Durante la metà del 1930, Marinetti si trovò tra due fuochi, l'Asse e i suoi avversari.
Da un lato, il Nazismo ne combatté l'avanguardia; dall'altro, gli ambienti internazionali, soprattutto quelli francesi, a lui molto vicini, ne contestarono l'appoggio al regime. E proprio dalle frange estremiste di quest'ultimo, arrivarono gli attacchi più dolorosi.
I contrasti, però, furono rimossi con l'inizio della guerra, che spostò l'attenzione su altri problemi. L'epoca del Futurismo, a questo punto, si deve considerare conclusa.

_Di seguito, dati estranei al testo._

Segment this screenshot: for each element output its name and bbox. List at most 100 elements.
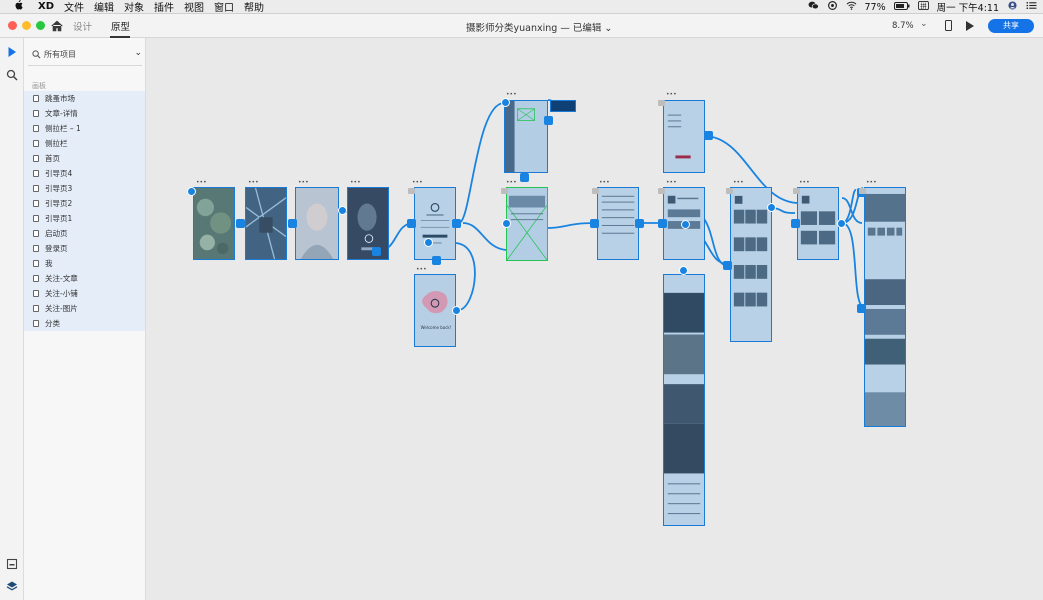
connection-node[interactable] — [424, 238, 433, 247]
artboard-guide-3[interactable] — [295, 187, 339, 260]
connection-arrow[interactable] — [432, 256, 441, 265]
artboard-guide-2[interactable] — [245, 187, 287, 260]
connection-arrow[interactable] — [452, 219, 461, 228]
artboard-flag — [501, 188, 508, 194]
connection-arrow[interactable] — [236, 219, 245, 228]
menu-object[interactable]: 对象 — [124, 0, 144, 14]
menu-window[interactable]: 窗口 — [214, 0, 234, 14]
board-label: 文章-详情 — [45, 109, 78, 118]
artboard-title-dots: ••• — [599, 179, 610, 186]
select-arrow-icon[interactable] — [6, 46, 18, 58]
connection-arrow[interactable] — [658, 219, 667, 228]
connection-arrow[interactable] — [544, 116, 553, 125]
artboard-home[interactable] — [506, 187, 548, 261]
menu-edit[interactable]: 编辑 — [94, 0, 114, 14]
minimize-window-button[interactable] — [22, 21, 31, 30]
list-item[interactable]: 启动页 — [24, 226, 145, 241]
artboard-launch[interactable]: Welcome back! — [414, 274, 456, 347]
list-item[interactable]: 侧拉栏 — [24, 136, 145, 151]
list-item[interactable]: 我 — [24, 256, 145, 271]
list-item[interactable]: 侧拉栏 – 1 — [24, 121, 145, 136]
chevron-down-icon[interactable]: ⌄ — [134, 48, 142, 58]
artboard-me[interactable] — [663, 100, 705, 173]
artboard-login[interactable] — [414, 187, 456, 260]
zoom-chevron-down-icon[interactable]: ⌄ — [920, 19, 928, 29]
list-item[interactable]: 关注-文章 — [24, 271, 145, 286]
zoom-level[interactable]: 8.7% — [892, 21, 914, 31]
artboard-follow-images[interactable] — [730, 187, 772, 342]
connection-node[interactable] — [501, 98, 510, 107]
list-item[interactable]: 关注-小铺 — [24, 286, 145, 301]
connection-node[interactable] — [187, 187, 196, 196]
apple-menu-icon[interactable] — [12, 0, 24, 13]
artboard-article-detail[interactable] — [663, 274, 705, 526]
clock-datetime[interactable]: 周一 下午4:11 — [937, 0, 999, 14]
connection-node[interactable] — [338, 206, 347, 215]
tab-design[interactable]: 设计 — [73, 19, 92, 33]
connection-arrow[interactable] — [635, 219, 644, 228]
artboard-guide-1[interactable] — [193, 187, 235, 260]
connection-arrow[interactable] — [723, 261, 732, 270]
connection-node[interactable] — [679, 266, 688, 275]
layers-icon[interactable] — [6, 580, 18, 592]
document-title[interactable]: 摄影师分类yuanxing — 已编辑 ⌄ — [466, 20, 612, 34]
artboard-side-drawer[interactable] — [504, 100, 548, 173]
notification-list-icon[interactable] — [1026, 1, 1037, 13]
artboard-flea-market[interactable] — [864, 187, 906, 427]
device-preview-icon[interactable] — [945, 20, 952, 31]
artboard-follow-shop[interactable] — [797, 187, 839, 260]
artboard-flag — [726, 188, 733, 194]
zoom-window-button[interactable] — [36, 21, 45, 30]
zoom-search-icon[interactable] — [6, 69, 18, 81]
cloud-icon[interactable] — [827, 1, 838, 13]
connection-node[interactable] — [837, 219, 846, 228]
document-assets-icon[interactable] — [6, 558, 18, 570]
list-item[interactable]: 引导页3 — [24, 181, 145, 196]
board-filter[interactable]: 所有项目 ⌄ — [30, 48, 142, 62]
connection-arrow[interactable] — [407, 219, 416, 228]
prototype-canvas[interactable]: ••• ••• ••• ••• ••• ••• Welcome back! ••… — [146, 38, 1043, 600]
list-item[interactable]: 跳蚤市场 — [24, 91, 145, 106]
list-item[interactable]: 首页 — [24, 151, 145, 166]
artboard-category[interactable] — [597, 187, 639, 260]
home-icon[interactable] — [50, 19, 64, 33]
list-item[interactable]: 关注-图片 — [24, 301, 145, 316]
close-window-button[interactable] — [8, 21, 17, 30]
list-item[interactable]: 引导页4 — [24, 166, 145, 181]
connection-node[interactable] — [452, 306, 461, 315]
input-source-icon[interactable]: 拼 — [917, 1, 929, 13]
wifi-icon[interactable] — [846, 1, 857, 13]
user-avatar-icon[interactable] — [1007, 1, 1018, 13]
battery-icon[interactable] — [893, 1, 910, 13]
chevron-down-icon[interactable]: ⌄ — [604, 23, 612, 34]
connection-node[interactable] — [767, 203, 776, 212]
board-label: 侧拉栏 — [45, 139, 68, 148]
connection-arrow[interactable] — [704, 131, 713, 140]
list-item[interactable]: 文章-详情 — [24, 106, 145, 121]
connection-arrow[interactable] — [590, 219, 599, 228]
list-item[interactable]: 引导页1 — [24, 211, 145, 226]
list-item[interactable]: 分类 — [24, 316, 145, 331]
menu-plugins[interactable]: 插件 — [154, 0, 174, 14]
connection-arrow[interactable] — [857, 304, 866, 313]
list-item[interactable]: 引导页2 — [24, 196, 145, 211]
play-preview-icon[interactable] — [966, 21, 974, 31]
list-item[interactable]: 登录页 — [24, 241, 145, 256]
connection-arrow[interactable] — [288, 219, 297, 228]
connection-arrow[interactable] — [791, 219, 800, 228]
connection-node[interactable] — [681, 220, 690, 229]
share-button[interactable]: 共享 — [988, 19, 1034, 33]
artboard-flag — [859, 188, 866, 194]
artboard-title-dots: ••• — [196, 179, 207, 186]
app-name-menu[interactable]: XD — [38, 1, 54, 12]
connection-node[interactable] — [502, 219, 511, 228]
artboard-guide-4[interactable] — [347, 187, 389, 260]
wechat-icon[interactable] — [808, 1, 819, 13]
menu-view[interactable]: 视图 — [184, 0, 204, 14]
tab-prototype[interactable]: 原型 — [111, 19, 130, 33]
connection-arrow[interactable] — [372, 247, 381, 256]
menu-help[interactable]: 帮助 — [244, 0, 264, 14]
menu-file[interactable]: 文件 — [64, 0, 84, 14]
drawer-popover[interactable] — [550, 100, 576, 112]
connection-arrow[interactable] — [520, 173, 529, 182]
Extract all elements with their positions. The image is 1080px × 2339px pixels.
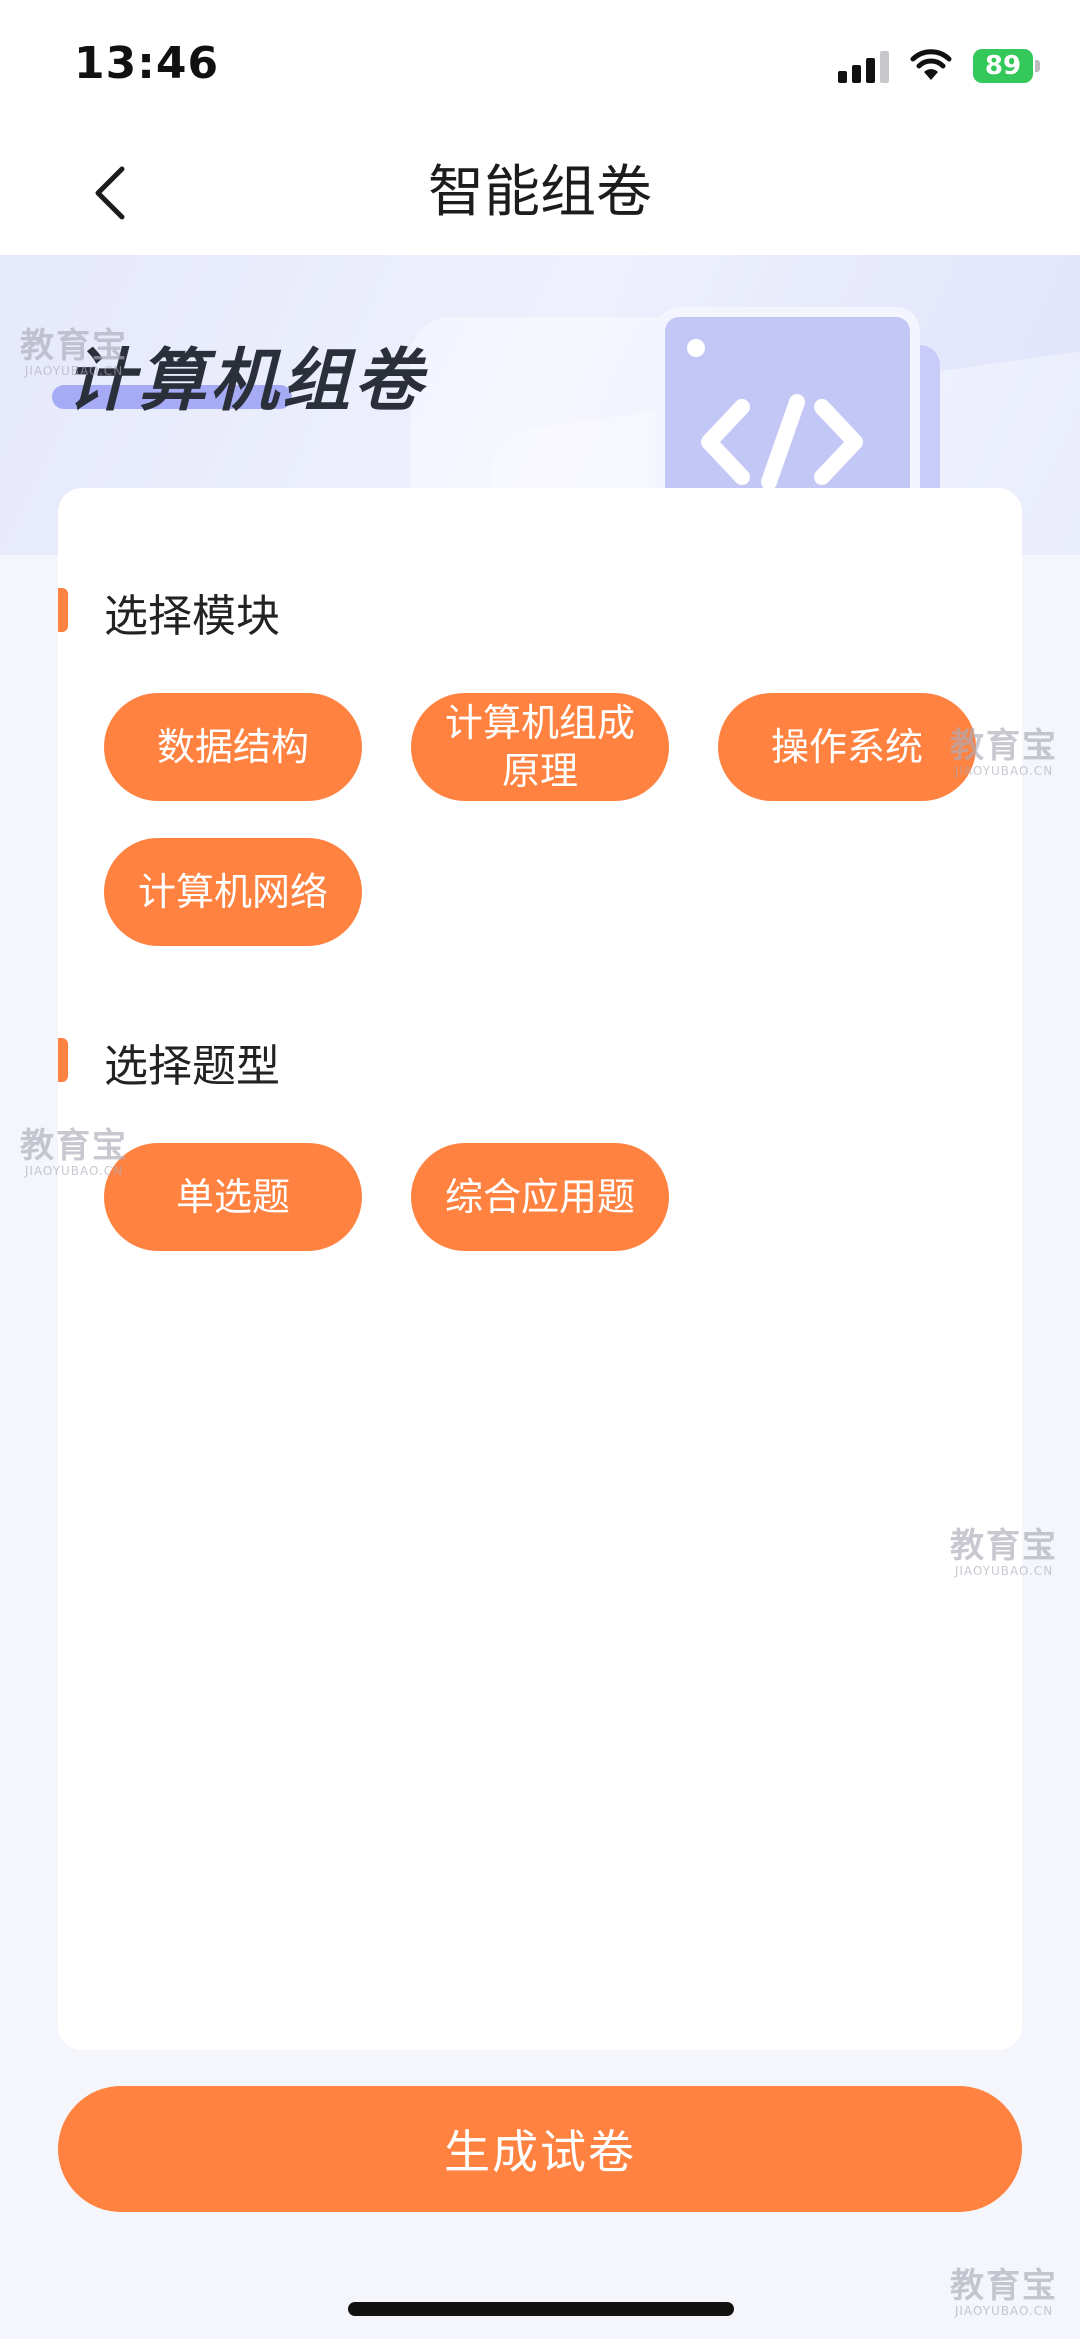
module-chip-operating-system[interactable]: 操作系统 [718, 693, 976, 801]
watermark: 教育宝 JIAOYUBAO.CN [20, 1126, 128, 1178]
status-bar: 13:46 89 [0, 0, 1080, 130]
module-chip-computer-organization[interactable]: 计算机组成原理 [411, 693, 669, 801]
wifi-icon [910, 49, 952, 80]
type-section-title: 选择题型 [58, 1030, 280, 1094]
watermark: 教育宝 JIAOYUBAO.CN [950, 2266, 1058, 2318]
type-chip-single-choice[interactable]: 单选题 [104, 1143, 362, 1251]
module-section-title: 选择模块 [58, 580, 280, 644]
generate-paper-button[interactable]: 生成试卷 [58, 2086, 1022, 2212]
selection-card: 选择模块 数据结构 计算机组成原理 操作系统 计算机网络 选择题型 单选题 综合… [58, 488, 1022, 2050]
type-chip-comprehensive[interactable]: 综合应用题 [411, 1143, 669, 1251]
status-icons: 89 [838, 44, 1040, 88]
watermark: 教育宝 JIAOYUBAO.CN [950, 726, 1058, 778]
module-chip-data-structure[interactable]: 数据结构 [104, 693, 362, 801]
watermark: 教育宝 JIAOYUBAO.CN [950, 1526, 1058, 1578]
code-brackets-icon [701, 394, 863, 490]
module-chip-computer-network[interactable]: 计算机网络 [104, 838, 362, 946]
page-title: 智能组卷 [428, 160, 652, 225]
battery-icon: 89 [973, 49, 1040, 83]
cellular-signal-icon [838, 49, 889, 83]
home-indicator[interactable] [348, 2302, 734, 2316]
nav-bar: 智能组卷 [0, 130, 1080, 255]
watermark: 教育宝 JIAOYUBAO.CN [20, 326, 128, 378]
battery-level: 89 [973, 49, 1033, 83]
status-time: 13:46 [74, 38, 220, 89]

Marinetti visse gli anni del conflitto studiando, quasi da semiologo, nuovi sviluppi della parola in libertà e curandosi da ripetute crisi cardiache, una delle quali, il 2 dicembre 1944, gli fu fatale. Morì a Bellagio, sotto la Repubblica di Salò e fu tumulato del cimitero monumentale di Milano.
È difficile tracciare un bilancio sul futurismo e sulla figura di Filippo Tommaso Marinetti. La sua ambiguità, in particolare, causò una vera spaccatura in seno all'ambiente letterario.

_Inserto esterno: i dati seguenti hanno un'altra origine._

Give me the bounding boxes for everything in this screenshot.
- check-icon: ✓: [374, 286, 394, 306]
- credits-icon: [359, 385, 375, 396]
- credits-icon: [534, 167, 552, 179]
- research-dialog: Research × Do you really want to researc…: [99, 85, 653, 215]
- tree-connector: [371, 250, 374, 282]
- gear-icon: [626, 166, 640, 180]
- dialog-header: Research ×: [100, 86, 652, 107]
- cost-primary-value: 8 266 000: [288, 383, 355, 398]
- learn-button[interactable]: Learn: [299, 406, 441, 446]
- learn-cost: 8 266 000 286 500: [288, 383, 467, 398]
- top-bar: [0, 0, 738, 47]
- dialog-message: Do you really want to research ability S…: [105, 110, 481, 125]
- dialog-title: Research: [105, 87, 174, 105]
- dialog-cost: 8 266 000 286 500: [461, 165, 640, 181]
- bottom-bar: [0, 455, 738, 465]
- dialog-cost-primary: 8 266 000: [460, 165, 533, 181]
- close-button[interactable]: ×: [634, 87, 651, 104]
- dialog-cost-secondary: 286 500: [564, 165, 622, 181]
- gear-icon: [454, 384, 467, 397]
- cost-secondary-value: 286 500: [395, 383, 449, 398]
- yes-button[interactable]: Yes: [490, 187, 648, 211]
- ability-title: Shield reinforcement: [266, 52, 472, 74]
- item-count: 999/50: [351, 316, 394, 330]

Carlo Bo scrisse: «Quella che doveva essere l'illimitata libertà del futurismo è stata annullata da un sincero ma inutile patriottismo. Noi possiamo rendere omaggio a Marinetti, ma allo stesso tempo non possiamo dimenticare che egli ha sciupato una delle rare occasioni offerte alla letteratura italiana di lavorare fuori dei pregiudizi e delle regole morte».
Invece, Ezra Pound scrisse: «Marinetti e il futurismo hanno dato un grande impulso a tutta la letteratura europea. Il movimento al quale Joyce, Eliot, io stesso e altri abbiamo dato origine a Londra non sarebbe esistito senza il futurismo».
I posteri, che siamo noi, non hanno ancora dato l'ardua sentenza.